27 nov. – Pochi giorni fa un gruppo anarchico greco, “Cospirazione delle cellule di fuoco” ha rivendicato i 14 plichi incendiari inviati dalla Grecia a diversi obiettivi in Europa, nei primi giorni di novembre. Uno dei pacchi era diretto al Presidente del Consiglio Silvio Berlusconi e la sera del 2 novembre è stato intercettato a bordo di un cargo che fu fatto atterrare d’urgenza all’aeroporto Marconi di Bologna.
La Procura bolognese ha aperto il giorno sucessivo un’inchiesta per attentato con finalità di terrorismo o di eversione e introduzione nel territorio dello Stato di materiale esplodente e a distanza di tre settimane arriva la notizia della rivendicazione da parte della “Cospirazione delle cellule di fuoco”.
I comunicati, datati 25 novembre e scritti in greco, sono apparsi ieri sul blog “Culmine”, che raccoglie notizie e comunicati dell’area anarchica di tutto il mondo.
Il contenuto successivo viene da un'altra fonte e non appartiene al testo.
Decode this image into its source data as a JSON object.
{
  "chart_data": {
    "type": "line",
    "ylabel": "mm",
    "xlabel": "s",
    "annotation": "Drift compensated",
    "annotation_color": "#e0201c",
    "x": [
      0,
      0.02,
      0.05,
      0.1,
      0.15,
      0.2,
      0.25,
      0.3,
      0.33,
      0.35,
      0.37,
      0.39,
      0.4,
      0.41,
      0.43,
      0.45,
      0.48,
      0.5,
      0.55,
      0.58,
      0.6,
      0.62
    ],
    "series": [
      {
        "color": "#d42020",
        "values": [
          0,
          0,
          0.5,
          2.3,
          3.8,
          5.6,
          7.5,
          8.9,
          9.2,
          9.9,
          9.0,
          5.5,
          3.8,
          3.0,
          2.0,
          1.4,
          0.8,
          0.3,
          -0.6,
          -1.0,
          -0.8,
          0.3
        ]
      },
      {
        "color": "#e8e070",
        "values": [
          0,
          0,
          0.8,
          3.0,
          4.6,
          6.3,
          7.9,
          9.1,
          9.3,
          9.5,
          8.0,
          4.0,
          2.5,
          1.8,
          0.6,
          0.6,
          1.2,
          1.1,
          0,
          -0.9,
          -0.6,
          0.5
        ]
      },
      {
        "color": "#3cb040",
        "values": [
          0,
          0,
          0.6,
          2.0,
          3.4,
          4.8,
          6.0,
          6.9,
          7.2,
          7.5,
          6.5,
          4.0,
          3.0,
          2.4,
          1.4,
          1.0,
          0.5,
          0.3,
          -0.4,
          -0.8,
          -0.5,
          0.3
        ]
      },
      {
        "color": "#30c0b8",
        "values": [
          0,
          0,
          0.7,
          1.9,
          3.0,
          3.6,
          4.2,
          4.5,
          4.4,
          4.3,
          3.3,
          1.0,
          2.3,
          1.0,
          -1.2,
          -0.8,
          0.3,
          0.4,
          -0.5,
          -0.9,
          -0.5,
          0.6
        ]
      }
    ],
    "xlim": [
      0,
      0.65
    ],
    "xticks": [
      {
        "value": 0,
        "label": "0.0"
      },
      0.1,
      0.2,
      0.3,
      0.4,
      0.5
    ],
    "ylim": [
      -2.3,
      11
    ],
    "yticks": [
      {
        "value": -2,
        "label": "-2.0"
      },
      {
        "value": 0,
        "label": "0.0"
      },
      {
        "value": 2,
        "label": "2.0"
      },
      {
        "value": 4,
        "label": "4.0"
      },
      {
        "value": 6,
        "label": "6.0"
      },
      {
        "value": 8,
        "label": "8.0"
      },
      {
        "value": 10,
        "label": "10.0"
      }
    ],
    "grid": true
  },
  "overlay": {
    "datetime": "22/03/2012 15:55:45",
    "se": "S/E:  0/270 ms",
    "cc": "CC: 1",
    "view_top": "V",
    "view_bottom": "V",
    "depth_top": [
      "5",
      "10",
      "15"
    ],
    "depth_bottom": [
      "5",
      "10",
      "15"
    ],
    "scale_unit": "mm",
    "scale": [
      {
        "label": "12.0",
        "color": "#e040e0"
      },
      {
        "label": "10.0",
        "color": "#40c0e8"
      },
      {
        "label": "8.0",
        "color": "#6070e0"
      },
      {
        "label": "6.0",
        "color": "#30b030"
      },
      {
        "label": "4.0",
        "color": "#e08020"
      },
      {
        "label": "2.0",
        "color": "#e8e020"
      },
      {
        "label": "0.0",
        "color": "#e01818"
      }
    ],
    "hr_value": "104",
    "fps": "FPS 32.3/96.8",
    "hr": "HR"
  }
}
Il post “Rivendicazione dei pacchi incendiari ed appello internazionale alla solidarietà” rimanda alla pagina ateniese di Indymedia.
Nel primo comunicato di rivendicazione, spiegano i redattori di “Culmine”, “La Cospirazione delle cellule di fuoco si assume la responsabilita’ dei 14 pacchi incendiari dei primi di novembre” e nel documento vengono citati diversi gruppi anarchici attivi nel mondo, tra cui la “Fai Informale”, sigla che in passato ha rivendicato alcuni pacchi incendiari, anche a Bologna. Il documento riporta anche un elenco di “compagni prigionieri”, tra cui tre anarchici italiani arrestati a Zurigo lo scorso aprile. Uno di loro, Luca Bernasconi, vive a Bologna e nei mesi scorsi si sono svolte in città alcune iniziative di solidarietà nei confronti dei tre anarchici.
Il secondo comunicato secondo i redattori del blog “Culmine” è un appello internazionale in vista del processo contro gli anarchici accusati di far parte della “Cospirazione delle cellule di fuoco”, che inizierà il prossimo 17 gennaio.